While more healthcare organizations are getting involved in information threat sharing, the platforms need to be standardized to better equip recipients to use such knowledge.
“Some organizations are receiving threat information, but the value-add is not there,” Jeffrey Vinson, chief information security officer at Harris Health System, says in an interview at HealthcareInfoSecurity.com.
"The platforms are there, [but] they are not mature, and they're not standardized so that [healthcare organizations] can get true actionable intelligence from the information that is coming to them," he says.
Harris Health System was awarded a grant last fall from the U.S. Department of Health and Human Services to study the healthcare cybersecurity landscape. The organization reported in March on its survey results about gaps in cyber information sharing. In its second phase, it’s now polling organizations about capacity planning, according to Vinson.
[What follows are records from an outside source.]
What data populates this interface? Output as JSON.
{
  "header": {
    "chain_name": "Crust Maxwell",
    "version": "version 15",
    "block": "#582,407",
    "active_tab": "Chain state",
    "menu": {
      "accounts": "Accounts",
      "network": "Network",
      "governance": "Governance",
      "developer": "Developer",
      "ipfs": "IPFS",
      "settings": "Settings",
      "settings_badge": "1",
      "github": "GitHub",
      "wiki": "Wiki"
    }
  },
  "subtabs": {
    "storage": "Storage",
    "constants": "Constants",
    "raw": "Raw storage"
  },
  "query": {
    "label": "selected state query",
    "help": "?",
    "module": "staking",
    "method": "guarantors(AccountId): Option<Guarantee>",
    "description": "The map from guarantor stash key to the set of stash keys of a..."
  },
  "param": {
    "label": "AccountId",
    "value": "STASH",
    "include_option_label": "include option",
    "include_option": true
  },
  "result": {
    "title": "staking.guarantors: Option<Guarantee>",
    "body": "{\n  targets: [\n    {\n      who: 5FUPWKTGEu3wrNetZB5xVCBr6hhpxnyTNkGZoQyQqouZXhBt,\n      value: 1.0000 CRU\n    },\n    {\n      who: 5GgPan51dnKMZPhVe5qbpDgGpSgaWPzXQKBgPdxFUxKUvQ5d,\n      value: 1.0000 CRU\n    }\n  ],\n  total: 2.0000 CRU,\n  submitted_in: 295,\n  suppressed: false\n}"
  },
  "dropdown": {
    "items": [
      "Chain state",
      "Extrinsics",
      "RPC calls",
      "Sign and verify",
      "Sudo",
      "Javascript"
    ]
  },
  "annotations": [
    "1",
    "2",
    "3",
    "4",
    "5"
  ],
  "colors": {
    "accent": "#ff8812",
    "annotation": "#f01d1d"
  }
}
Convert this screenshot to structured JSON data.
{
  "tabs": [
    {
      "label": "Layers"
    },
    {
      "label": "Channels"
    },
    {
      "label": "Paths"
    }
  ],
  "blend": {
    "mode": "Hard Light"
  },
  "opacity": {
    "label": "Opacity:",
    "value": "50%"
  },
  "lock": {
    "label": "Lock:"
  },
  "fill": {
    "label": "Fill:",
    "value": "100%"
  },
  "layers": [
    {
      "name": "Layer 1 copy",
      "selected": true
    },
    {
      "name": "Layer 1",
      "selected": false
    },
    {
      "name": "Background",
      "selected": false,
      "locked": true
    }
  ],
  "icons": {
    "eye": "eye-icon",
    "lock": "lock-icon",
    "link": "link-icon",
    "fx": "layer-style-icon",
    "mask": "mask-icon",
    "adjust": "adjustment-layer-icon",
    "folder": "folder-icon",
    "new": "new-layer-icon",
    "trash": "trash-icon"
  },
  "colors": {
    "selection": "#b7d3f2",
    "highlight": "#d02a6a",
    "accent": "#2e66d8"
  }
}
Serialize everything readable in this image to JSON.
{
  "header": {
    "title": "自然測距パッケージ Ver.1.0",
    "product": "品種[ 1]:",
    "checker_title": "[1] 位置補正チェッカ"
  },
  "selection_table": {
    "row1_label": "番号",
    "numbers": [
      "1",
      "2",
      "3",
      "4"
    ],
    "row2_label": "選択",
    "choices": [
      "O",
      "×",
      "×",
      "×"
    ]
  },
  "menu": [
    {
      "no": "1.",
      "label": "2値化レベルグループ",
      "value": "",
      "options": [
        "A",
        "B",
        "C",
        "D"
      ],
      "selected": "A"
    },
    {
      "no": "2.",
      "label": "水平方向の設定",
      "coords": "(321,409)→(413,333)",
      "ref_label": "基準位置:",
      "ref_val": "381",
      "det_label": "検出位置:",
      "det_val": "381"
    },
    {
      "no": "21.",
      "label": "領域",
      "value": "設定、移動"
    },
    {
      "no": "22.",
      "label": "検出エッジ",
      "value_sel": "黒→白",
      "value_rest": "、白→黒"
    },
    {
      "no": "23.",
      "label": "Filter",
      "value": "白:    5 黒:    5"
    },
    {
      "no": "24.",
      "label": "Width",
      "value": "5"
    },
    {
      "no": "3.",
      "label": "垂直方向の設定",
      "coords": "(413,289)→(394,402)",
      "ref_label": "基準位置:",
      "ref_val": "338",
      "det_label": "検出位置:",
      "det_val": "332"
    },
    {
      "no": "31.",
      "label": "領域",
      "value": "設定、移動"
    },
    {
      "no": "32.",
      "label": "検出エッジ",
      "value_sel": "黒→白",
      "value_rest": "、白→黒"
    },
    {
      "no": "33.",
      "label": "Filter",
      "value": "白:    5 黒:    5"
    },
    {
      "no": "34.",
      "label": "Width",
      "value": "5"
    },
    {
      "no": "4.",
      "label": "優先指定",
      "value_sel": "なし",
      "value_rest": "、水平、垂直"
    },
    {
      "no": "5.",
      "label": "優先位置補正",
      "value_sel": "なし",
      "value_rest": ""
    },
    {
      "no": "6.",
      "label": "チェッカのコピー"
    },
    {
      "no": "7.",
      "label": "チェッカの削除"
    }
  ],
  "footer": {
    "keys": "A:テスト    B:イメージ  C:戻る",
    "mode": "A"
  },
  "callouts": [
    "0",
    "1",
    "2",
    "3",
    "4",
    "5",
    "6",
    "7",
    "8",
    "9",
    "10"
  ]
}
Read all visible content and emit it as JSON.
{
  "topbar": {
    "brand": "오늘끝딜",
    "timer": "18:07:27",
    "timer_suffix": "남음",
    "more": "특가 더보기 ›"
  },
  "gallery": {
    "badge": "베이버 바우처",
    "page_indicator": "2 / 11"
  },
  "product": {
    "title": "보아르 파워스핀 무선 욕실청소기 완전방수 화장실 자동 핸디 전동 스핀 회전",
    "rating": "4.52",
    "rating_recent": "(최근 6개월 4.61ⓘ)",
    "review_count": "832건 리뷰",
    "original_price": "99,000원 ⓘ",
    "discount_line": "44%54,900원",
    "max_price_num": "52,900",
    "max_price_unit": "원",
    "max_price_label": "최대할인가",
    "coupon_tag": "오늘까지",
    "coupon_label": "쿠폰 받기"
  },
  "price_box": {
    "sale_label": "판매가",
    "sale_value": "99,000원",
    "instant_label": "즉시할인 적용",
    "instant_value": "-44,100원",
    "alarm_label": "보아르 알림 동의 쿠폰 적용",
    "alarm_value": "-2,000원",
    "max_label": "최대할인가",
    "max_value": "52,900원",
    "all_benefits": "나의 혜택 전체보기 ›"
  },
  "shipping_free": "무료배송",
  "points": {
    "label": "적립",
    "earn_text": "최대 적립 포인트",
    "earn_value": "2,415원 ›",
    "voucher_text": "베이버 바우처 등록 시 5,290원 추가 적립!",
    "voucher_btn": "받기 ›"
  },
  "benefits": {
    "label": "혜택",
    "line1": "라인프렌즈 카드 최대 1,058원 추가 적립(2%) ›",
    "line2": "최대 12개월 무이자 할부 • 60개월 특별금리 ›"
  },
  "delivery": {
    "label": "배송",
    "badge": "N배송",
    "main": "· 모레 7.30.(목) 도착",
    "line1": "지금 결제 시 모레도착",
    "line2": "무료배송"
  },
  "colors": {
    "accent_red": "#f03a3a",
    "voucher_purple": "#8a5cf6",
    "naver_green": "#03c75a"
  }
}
He says he has found that most organizations are moving toward cyber threat information sharing, but in addition to the lack of standardization, speed--or lack of it--also is a problem. In addition, the industry has resource challenges when it comes to digesting the information and taking action from it, he says.
As ransomware has become one of the biggest threats, HHS has stated that ransomware needs to be reported as a breach. However, Vinson says there’s not not a lot of guidance on what organizations need to do so they will not be subjected to such attacks.
The Office of the National Coordinator for Health IT has launched a search for one organization that will take a lead role in cyber threat information sharing, and Vinson says Harris is throwing its hat in the ring for that work, as well.